Having strong data foundations means that existing tools can be used more efficiently and effectively. “It doesn’t have to be that you go out and buy another solution or tool, just because a new business need has popped up”, with Stubbs explaining that an accessible data foundation also helps a business standardise its toolset organisation-wide.
Teradata Lead Solutions Architect Rob Anderson reinforces the point, saying that more effective use of existing investments is a potent upside of a base of solid data, fostering simplification through a platform approach that enables “the use of the right tool for the right purpose”.

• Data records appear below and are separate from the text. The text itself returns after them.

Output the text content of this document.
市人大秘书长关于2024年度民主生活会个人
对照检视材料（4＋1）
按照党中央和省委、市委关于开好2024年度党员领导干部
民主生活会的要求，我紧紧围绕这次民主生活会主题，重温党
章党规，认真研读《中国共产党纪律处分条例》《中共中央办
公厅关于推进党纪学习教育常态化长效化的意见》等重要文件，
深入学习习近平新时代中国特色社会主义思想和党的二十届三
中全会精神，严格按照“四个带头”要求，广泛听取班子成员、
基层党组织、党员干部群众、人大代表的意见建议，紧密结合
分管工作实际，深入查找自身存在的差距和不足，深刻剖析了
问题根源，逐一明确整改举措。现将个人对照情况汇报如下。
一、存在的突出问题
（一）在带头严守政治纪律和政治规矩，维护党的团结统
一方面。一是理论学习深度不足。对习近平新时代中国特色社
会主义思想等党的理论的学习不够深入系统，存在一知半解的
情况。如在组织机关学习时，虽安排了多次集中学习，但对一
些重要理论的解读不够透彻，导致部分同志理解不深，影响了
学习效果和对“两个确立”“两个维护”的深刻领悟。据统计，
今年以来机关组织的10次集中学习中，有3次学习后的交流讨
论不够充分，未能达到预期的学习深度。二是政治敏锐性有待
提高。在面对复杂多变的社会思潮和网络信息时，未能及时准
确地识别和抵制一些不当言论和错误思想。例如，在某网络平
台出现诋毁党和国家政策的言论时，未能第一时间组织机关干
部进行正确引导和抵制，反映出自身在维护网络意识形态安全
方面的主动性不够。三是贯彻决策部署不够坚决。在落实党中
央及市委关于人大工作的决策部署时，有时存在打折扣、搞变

“It all comes back to the data. The analytics tools to build the models are always going to evolve. There’s always going to be a new technique, but the base fundamental is that you’re going to need data in order to use them, and I think we provide the best possible way to serve and provide the data to build and serve and train and release these analytics models.”
Promoting data scientists from ‘data janitor’
Willcox maintains that, as a result of a lack of strategic focus on building the right foundations, data science projects take too long to initiate, with the vast majority of time and effort inefficiently spent cleansing data rather than putting it to effective use. With a common complaint among data scientists being that they are effectively “data janitors”, he wryly describes the current counter-productive approach as “the gift that keeps on giving”, with multiple data silos continuing to be built, and little thought given to longer term applications.
He suggests that many major businesses are building up “a mountain of technical debt” as inefficient processes perpetuate, and this problem will only worsen as data models proliferate. “We need to fix the problem for operators where 80% of their data scientists spend 80% of their time wrangling data, so we can give them an execution challenge to score the models at scale” elaborates Hillman.
Hillman emphasises this point: “You shouldn’t have expensive resources analysing and processing the same data 25 times to engineer essentially the same features. You need to be doing that once, and the answer is in the data management. Get the data management right; that’s the only way this scales”.
“Increasingly, model building is an automatic process. The tools are there to create the best model based on the data itself. The differentiator for an operator will be the features and the data that go into a model.”